A professor from Harvard University is on a $2.2 million recovery mission to determine if a mysterious meteorite that crashed near Australia almost a decade ago is a UFO.

As part of the expedition, astrophysicist Avi Loeb, who “definitely” believes extraterrestrials exist, will scour the floor of the southwestern Pacific Ocean for what he believes may be an alien spacecraft.

“The material of it is tougher than iron, based on the data, so the question is whether it’s just an unusual rock or perhaps a spacecraft from another civilisation,” he told Channel Seven’s Sunrise on Monday.

Images of the meteor.
Professor Avi Loeb believes the meteorite may be an alien spacecraft.

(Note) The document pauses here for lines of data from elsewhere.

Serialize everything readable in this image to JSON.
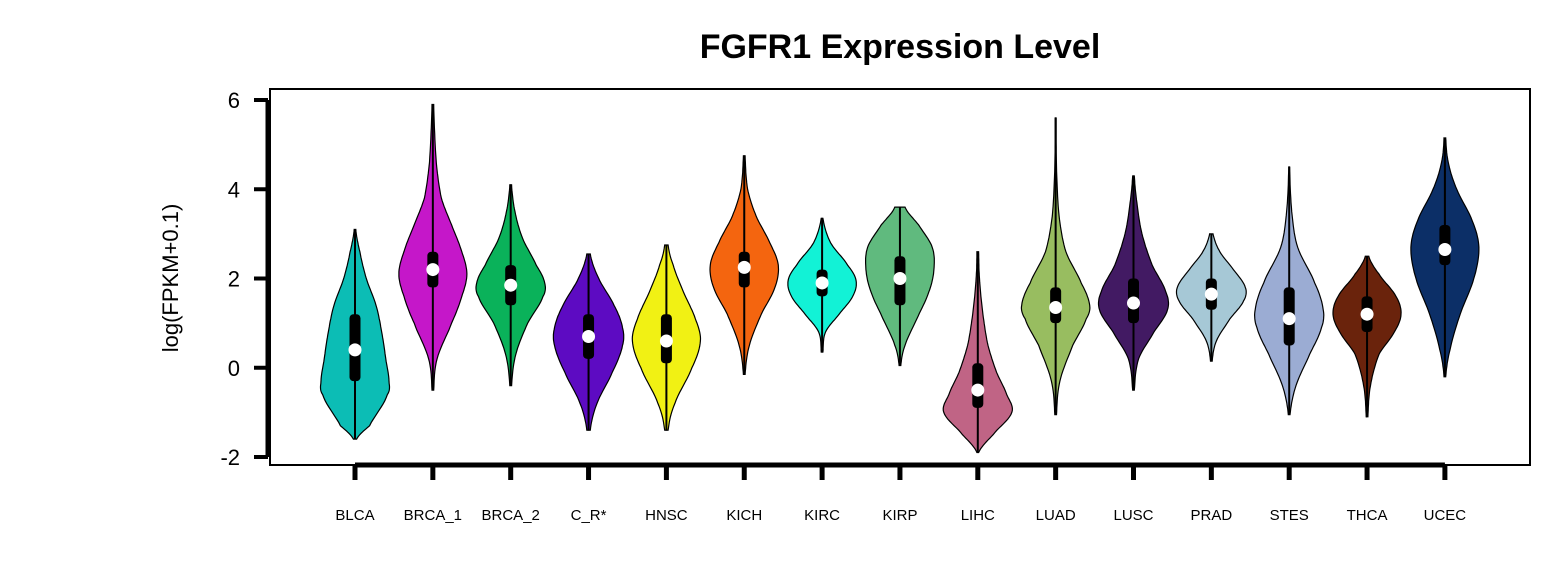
{
  "chart_data": {
    "type": "violin",
    "title": "FGFR1 Expression Level",
    "xlabel": "",
    "ylabel": "log(FPKM+0.1)",
    "ylim": [
      -2,
      6
    ],
    "yticks": [
      -2,
      0,
      2,
      4,
      6
    ],
    "grid": false,
    "legend": "none",
    "series": [
      {
        "category": "BLCA",
        "color": "#0CBDB5",
        "min": -1.6,
        "q1": -0.3,
        "median": 0.4,
        "q3": 1.2,
        "max": 3.1,
        "kde": [
          [
            -1.6,
            0.02
          ],
          [
            -1.3,
            0.18
          ],
          [
            -0.6,
            0.4
          ],
          [
            -0.3,
            0.42
          ],
          [
            0.2,
            0.38
          ],
          [
            0.8,
            0.33
          ],
          [
            1.4,
            0.26
          ],
          [
            2.0,
            0.14
          ],
          [
            2.6,
            0.06
          ],
          [
            3.1,
            0.01
          ]
        ]
      },
      {
        "category": "BRCA_1",
        "color": "#C517C9",
        "min": -0.5,
        "q1": 1.8,
        "median": 2.2,
        "q3": 2.6,
        "max": 5.9,
        "kde": [
          [
            -0.5,
            0.01
          ],
          [
            0.2,
            0.05
          ],
          [
            1.0,
            0.22
          ],
          [
            1.6,
            0.34
          ],
          [
            2.1,
            0.4
          ],
          [
            2.6,
            0.34
          ],
          [
            3.2,
            0.22
          ],
          [
            3.8,
            0.1
          ],
          [
            4.6,
            0.04
          ],
          [
            5.9,
            0.01
          ]
        ]
      },
      {
        "category": "BRCA_2",
        "color": "#0AB25A",
        "min": -0.4,
        "q1": 1.4,
        "median": 1.85,
        "q3": 2.3,
        "max": 4.1,
        "kde": [
          [
            -0.4,
            0.01
          ],
          [
            0.3,
            0.06
          ],
          [
            1.0,
            0.2
          ],
          [
            1.6,
            0.38
          ],
          [
            1.9,
            0.4
          ],
          [
            2.3,
            0.3
          ],
          [
            2.9,
            0.14
          ],
          [
            3.5,
            0.05
          ],
          [
            4.1,
            0.01
          ]
        ]
      },
      {
        "category": "C_R*",
        "color": "#5D0BC2",
        "min": -1.4,
        "q1": 0.2,
        "median": 0.7,
        "q3": 1.2,
        "max": 2.55,
        "kde": [
          [
            -1.4,
            0.02
          ],
          [
            -0.8,
            0.1
          ],
          [
            -0.1,
            0.28
          ],
          [
            0.5,
            0.4
          ],
          [
            0.9,
            0.4
          ],
          [
            1.4,
            0.3
          ],
          [
            2.0,
            0.12
          ],
          [
            2.55,
            0.02
          ]
        ]
      },
      {
        "category": "HNSC",
        "color": "#F1F114",
        "min": -1.4,
        "q1": 0.1,
        "median": 0.6,
        "q3": 1.2,
        "max": 2.75,
        "kde": [
          [
            -1.4,
            0.02
          ],
          [
            -0.8,
            0.1
          ],
          [
            0.0,
            0.3
          ],
          [
            0.6,
            0.4
          ],
          [
            1.1,
            0.34
          ],
          [
            1.7,
            0.2
          ],
          [
            2.3,
            0.08
          ],
          [
            2.75,
            0.02
          ]
        ]
      },
      {
        "category": "KICH",
        "color": "#F4650F",
        "min": -0.15,
        "q1": 1.8,
        "median": 2.25,
        "q3": 2.6,
        "max": 4.75,
        "kde": [
          [
            -0.15,
            0.01
          ],
          [
            0.5,
            0.06
          ],
          [
            1.2,
            0.2
          ],
          [
            1.8,
            0.36
          ],
          [
            2.3,
            0.4
          ],
          [
            2.8,
            0.3
          ],
          [
            3.4,
            0.14
          ],
          [
            4.0,
            0.04
          ],
          [
            4.75,
            0.01
          ]
        ]
      },
      {
        "category": "KIRC",
        "color": "#12F2D6",
        "min": 0.35,
        "q1": 1.6,
        "median": 1.9,
        "q3": 2.2,
        "max": 3.35,
        "kde": [
          [
            0.35,
            0.01
          ],
          [
            0.8,
            0.04
          ],
          [
            1.2,
            0.2
          ],
          [
            1.6,
            0.36
          ],
          [
            1.95,
            0.4
          ],
          [
            2.3,
            0.3
          ],
          [
            2.8,
            0.1
          ],
          [
            3.35,
            0.01
          ]
        ]
      },
      {
        "category": "KIRP",
        "color": "#60BA7E",
        "min": 0.05,
        "q1": 1.4,
        "median": 2.0,
        "q3": 2.5,
        "max": 3.6,
        "kde": [
          [
            0.05,
            0.01
          ],
          [
            0.5,
            0.06
          ],
          [
            1.1,
            0.2
          ],
          [
            1.7,
            0.34
          ],
          [
            2.2,
            0.4
          ],
          [
            2.7,
            0.38
          ],
          [
            3.2,
            0.22
          ],
          [
            3.6,
            0.06
          ]
        ]
      },
      {
        "category": "LIHC",
        "color": "#C06485",
        "min": -1.9,
        "q1": -0.9,
        "median": -0.5,
        "q3": 0.1,
        "max": 2.6,
        "kde": [
          [
            -1.9,
            0.01
          ],
          [
            -1.5,
            0.18
          ],
          [
            -1.0,
            0.4
          ],
          [
            -0.6,
            0.34
          ],
          [
            -0.1,
            0.22
          ],
          [
            0.5,
            0.12
          ],
          [
            1.2,
            0.06
          ],
          [
            2.0,
            0.02
          ],
          [
            2.6,
            0.01
          ]
        ]
      },
      {
        "category": "LUAD",
        "color": "#98BD60",
        "min": -1.05,
        "q1": 1.0,
        "median": 1.35,
        "q3": 1.8,
        "max": 5.6,
        "kde": [
          [
            -1.05,
            0.01
          ],
          [
            -0.3,
            0.05
          ],
          [
            0.5,
            0.2
          ],
          [
            1.1,
            0.36
          ],
          [
            1.4,
            0.4
          ],
          [
            1.9,
            0.3
          ],
          [
            2.6,
            0.12
          ],
          [
            3.4,
            0.04
          ],
          [
            4.5,
            0.01
          ],
          [
            5.6,
            0.005
          ]
        ]
      },
      {
        "category": "LUSC",
        "color": "#421A63",
        "min": -0.5,
        "q1": 1.0,
        "median": 1.45,
        "q3": 2.0,
        "max": 4.3,
        "kde": [
          [
            -0.5,
            0.01
          ],
          [
            0.2,
            0.06
          ],
          [
            0.8,
            0.24
          ],
          [
            1.3,
            0.4
          ],
          [
            1.7,
            0.38
          ],
          [
            2.3,
            0.22
          ],
          [
            3.0,
            0.1
          ],
          [
            3.7,
            0.04
          ],
          [
            4.3,
            0.01
          ]
        ]
      },
      {
        "category": "PRAD",
        "color": "#A6C8D6",
        "min": 0.15,
        "q1": 1.3,
        "median": 1.65,
        "q3": 2.0,
        "max": 3.0,
        "kde": [
          [
            0.15,
            0.01
          ],
          [
            0.6,
            0.06
          ],
          [
            1.1,
            0.22
          ],
          [
            1.5,
            0.38
          ],
          [
            1.8,
            0.4
          ],
          [
            2.2,
            0.26
          ],
          [
            2.6,
            0.1
          ],
          [
            3.0,
            0.02
          ]
        ]
      },
      {
        "category": "STES",
        "color": "#9BACD3",
        "min": -1.05,
        "q1": 0.5,
        "median": 1.1,
        "q3": 1.8,
        "max": 4.5,
        "kde": [
          [
            -1.05,
            0.01
          ],
          [
            -0.4,
            0.08
          ],
          [
            0.3,
            0.24
          ],
          [
            0.9,
            0.38
          ],
          [
            1.3,
            0.4
          ],
          [
            1.9,
            0.3
          ],
          [
            2.7,
            0.1
          ],
          [
            3.5,
            0.03
          ],
          [
            4.5,
            0.005
          ]
        ]
      },
      {
        "category": "THCA",
        "color": "#6A230C",
        "min": -1.1,
        "q1": 0.8,
        "median": 1.2,
        "q3": 1.6,
        "max": 2.5,
        "kde": [
          [
            -1.1,
            0.01
          ],
          [
            -0.4,
            0.04
          ],
          [
            0.3,
            0.14
          ],
          [
            0.8,
            0.32
          ],
          [
            1.2,
            0.4
          ],
          [
            1.6,
            0.34
          ],
          [
            2.1,
            0.14
          ],
          [
            2.5,
            0.02
          ]
        ]
      },
      {
        "category": "UCEC",
        "color": "#0C2F67",
        "min": -0.2,
        "q1": 2.3,
        "median": 2.65,
        "q3": 3.2,
        "max": 5.15,
        "kde": [
          [
            -0.2,
            0.01
          ],
          [
            0.4,
            0.06
          ],
          [
            1.2,
            0.18
          ],
          [
            2.0,
            0.34
          ],
          [
            2.7,
            0.4
          ],
          [
            3.3,
            0.32
          ],
          [
            4.0,
            0.14
          ],
          [
            4.6,
            0.04
          ],
          [
            5.15,
            0.01
          ]
        ]
      }
    ]
  }
}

Source: Sunrise

Professor working to capture UFO

The unknown object plummeted into the Pacific Ocean in 2014, about 160 kilometres off the coast of Australia’s neighbour, Papua New Guinea. Scientists believe it was traveling at 45 kilometres per second.

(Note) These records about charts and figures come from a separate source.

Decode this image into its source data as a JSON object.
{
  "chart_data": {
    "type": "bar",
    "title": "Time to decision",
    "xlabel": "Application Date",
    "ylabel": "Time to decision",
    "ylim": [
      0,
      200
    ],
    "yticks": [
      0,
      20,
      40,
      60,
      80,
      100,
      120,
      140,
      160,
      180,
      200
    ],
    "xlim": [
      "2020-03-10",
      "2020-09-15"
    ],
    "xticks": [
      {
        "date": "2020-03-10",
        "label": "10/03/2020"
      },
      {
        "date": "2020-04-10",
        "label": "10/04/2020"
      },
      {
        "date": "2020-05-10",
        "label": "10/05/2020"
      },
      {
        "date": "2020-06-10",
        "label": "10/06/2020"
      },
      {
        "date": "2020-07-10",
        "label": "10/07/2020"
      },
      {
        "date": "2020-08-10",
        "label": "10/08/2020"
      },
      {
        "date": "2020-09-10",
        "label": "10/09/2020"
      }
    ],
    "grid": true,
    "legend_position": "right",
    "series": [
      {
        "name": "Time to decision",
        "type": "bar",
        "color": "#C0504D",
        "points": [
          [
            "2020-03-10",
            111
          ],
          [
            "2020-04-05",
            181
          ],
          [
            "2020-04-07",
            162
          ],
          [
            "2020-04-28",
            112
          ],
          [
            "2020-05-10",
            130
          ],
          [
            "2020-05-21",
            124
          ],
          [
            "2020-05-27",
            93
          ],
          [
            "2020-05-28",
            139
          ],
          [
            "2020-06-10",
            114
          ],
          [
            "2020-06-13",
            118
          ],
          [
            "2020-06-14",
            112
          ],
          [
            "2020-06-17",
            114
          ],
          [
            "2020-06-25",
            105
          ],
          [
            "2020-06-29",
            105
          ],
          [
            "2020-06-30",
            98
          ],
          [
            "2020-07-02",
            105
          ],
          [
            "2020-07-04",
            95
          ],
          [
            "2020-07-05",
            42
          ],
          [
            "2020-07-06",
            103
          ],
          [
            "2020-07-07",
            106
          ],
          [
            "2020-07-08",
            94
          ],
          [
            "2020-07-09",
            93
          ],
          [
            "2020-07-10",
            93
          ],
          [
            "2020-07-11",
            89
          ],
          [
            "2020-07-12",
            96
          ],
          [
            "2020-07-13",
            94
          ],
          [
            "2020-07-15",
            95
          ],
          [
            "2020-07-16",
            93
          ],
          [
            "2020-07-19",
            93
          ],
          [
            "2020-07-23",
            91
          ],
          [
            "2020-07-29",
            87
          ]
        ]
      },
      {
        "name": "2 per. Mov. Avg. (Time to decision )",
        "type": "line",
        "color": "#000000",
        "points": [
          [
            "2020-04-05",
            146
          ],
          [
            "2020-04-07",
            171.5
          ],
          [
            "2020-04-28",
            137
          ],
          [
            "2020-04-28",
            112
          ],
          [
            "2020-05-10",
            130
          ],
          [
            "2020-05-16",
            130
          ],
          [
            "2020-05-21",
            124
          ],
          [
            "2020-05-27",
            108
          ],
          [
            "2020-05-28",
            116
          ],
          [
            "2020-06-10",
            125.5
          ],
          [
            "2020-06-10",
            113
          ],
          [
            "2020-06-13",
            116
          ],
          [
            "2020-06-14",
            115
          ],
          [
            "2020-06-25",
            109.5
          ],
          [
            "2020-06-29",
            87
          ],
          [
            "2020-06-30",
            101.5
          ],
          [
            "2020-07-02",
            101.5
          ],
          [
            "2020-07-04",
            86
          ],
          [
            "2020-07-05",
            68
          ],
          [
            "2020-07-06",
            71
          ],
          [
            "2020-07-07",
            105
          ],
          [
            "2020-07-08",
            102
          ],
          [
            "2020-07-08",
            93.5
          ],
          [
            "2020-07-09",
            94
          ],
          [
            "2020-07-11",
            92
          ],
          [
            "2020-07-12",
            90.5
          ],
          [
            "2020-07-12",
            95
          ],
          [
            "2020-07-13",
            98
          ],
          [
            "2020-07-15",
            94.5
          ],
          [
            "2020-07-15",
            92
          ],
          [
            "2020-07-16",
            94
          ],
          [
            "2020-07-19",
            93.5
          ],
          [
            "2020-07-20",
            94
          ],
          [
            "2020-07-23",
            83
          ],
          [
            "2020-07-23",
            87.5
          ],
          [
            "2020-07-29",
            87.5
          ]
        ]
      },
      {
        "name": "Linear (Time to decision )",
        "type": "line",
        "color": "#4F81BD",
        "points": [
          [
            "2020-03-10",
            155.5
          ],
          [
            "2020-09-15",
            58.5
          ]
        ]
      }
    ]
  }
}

Earlier this year, the US Space Command confirmed the article came from another star system, and was the first interstellar meteor to ever hit earth.

But Professor Loeb, who heads up the Galileo Project, which is working to capture a high-definition image of a UFO, believes otherwise.

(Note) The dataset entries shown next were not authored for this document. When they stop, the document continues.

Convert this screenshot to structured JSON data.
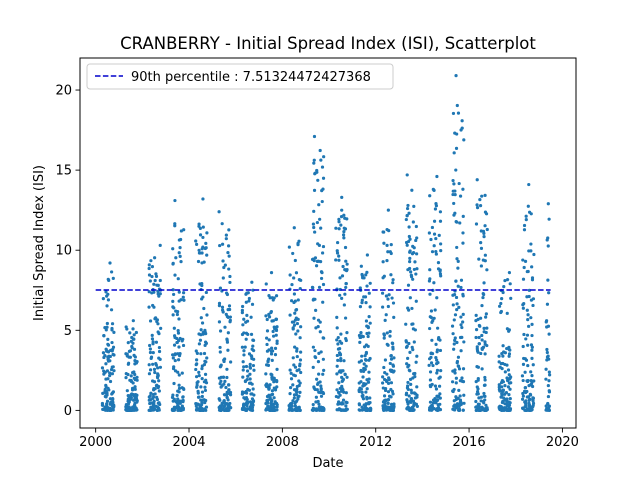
{
  "chart_data": {
    "type": "scatter",
    "title": "CRANBERRY - Initial Spread Index (ISI), Scatterplot",
    "xlabel": "Date",
    "ylabel": "Initial Spread Index (ISI)",
    "x_axis_type": "date",
    "xlim": [
      "1999-05-01",
      "2020-08-01"
    ],
    "ylim": [
      -1.1,
      22.0
    ],
    "xticks": [
      "2000",
      "2004",
      "2008",
      "2012",
      "2016",
      "2020"
    ],
    "yticks": [
      "0",
      "5",
      "10",
      "15",
      "20"
    ],
    "grid": false,
    "legend_location": "upper left",
    "threshold": {
      "label": "90th percentile : 7.51324472427368",
      "value": 7.51324472427368,
      "style": "dashed",
      "color": "#0000cc",
      "x_range": [
        "2000-01-01",
        "2019-07-01"
      ]
    },
    "series": [
      {
        "color": "#1f77b4",
        "seasons": [
          {
            "start": "2000-04-15",
            "end": "2000-10-15",
            "max": 9.2
          },
          {
            "start": "2001-04-15",
            "end": "2001-10-15",
            "max": 5.6
          },
          {
            "start": "2002-04-15",
            "end": "2002-10-15",
            "max": 10.3
          },
          {
            "start": "2003-04-15",
            "end": "2003-10-15",
            "max": 13.1
          },
          {
            "start": "2004-04-15",
            "end": "2004-10-15",
            "max": 13.2
          },
          {
            "start": "2005-04-15",
            "end": "2005-10-15",
            "max": 12.4
          },
          {
            "start": "2006-04-15",
            "end": "2006-10-15",
            "max": 8.0
          },
          {
            "start": "2007-04-15",
            "end": "2007-10-15",
            "max": 8.6
          },
          {
            "start": "2008-04-15",
            "end": "2008-10-15",
            "max": 11.4
          },
          {
            "start": "2009-04-15",
            "end": "2009-10-15",
            "max": 17.1
          },
          {
            "start": "2010-04-15",
            "end": "2010-10-15",
            "max": 13.3
          },
          {
            "start": "2011-04-15",
            "end": "2011-10-15",
            "max": 9.7
          },
          {
            "start": "2012-04-15",
            "end": "2012-10-15",
            "max": 12.5
          },
          {
            "start": "2013-04-15",
            "end": "2013-10-15",
            "max": 14.7
          },
          {
            "start": "2014-04-15",
            "end": "2014-10-15",
            "max": 14.6
          },
          {
            "start": "2015-04-15",
            "end": "2015-10-15",
            "max": 20.9
          },
          {
            "start": "2016-04-15",
            "end": "2016-10-15",
            "max": 14.4
          },
          {
            "start": "2017-04-15",
            "end": "2017-10-15",
            "max": 8.6
          },
          {
            "start": "2018-04-15",
            "end": "2018-10-15",
            "max": 14.1
          },
          {
            "start": "2019-04-15",
            "end": "2019-06-15",
            "max": 12.9
          }
        ]
      }
    ]
  }
}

“We know that most of the stars were formed five billion years before the Sun,” he told Sunrise. “So there was plenty of time for any civilisation next to them, and there are tens of billions of them in the Milky Way galaxy alone, to send probes that would reach us.”

“Out of cosmic modesty we should assume that we are not the smartest kid in our cosmic neighbourhood and we can learn from them.”

Professor Loeb added that he has received full funding for the expedition to scoop the ocean floor and retrieve the object, and that any find would be displayed in the Museum of Modern Art in New York City.

PNG islands.
As part of the retrieval expedition, Professor Loeb and his team will scour the floor of the southwestern Pacific Ocean. Source: Getty

'We’re not alone in this universe'

Social media was divided over the news and whether extraterrestrial life exists.

“It’s pretty clear that we are now well past the point of asking if they exist and into the territory of who are they, why are they communicating with us and what does this mean for us,” one person wrote. “You're seriously brainwashed if you think that we are alone in this universe, or that they haven’t been here for years,” said another.

While others were more cynical.

“Must be good to have money to spare on things like that,” one user wrote. “That’s one way of getting a free trip to paradise,” another said. “Amazing an alien aircraft can travel half way across the galaxy, maybe even further, then it reaches earth and crashes,” someone else added.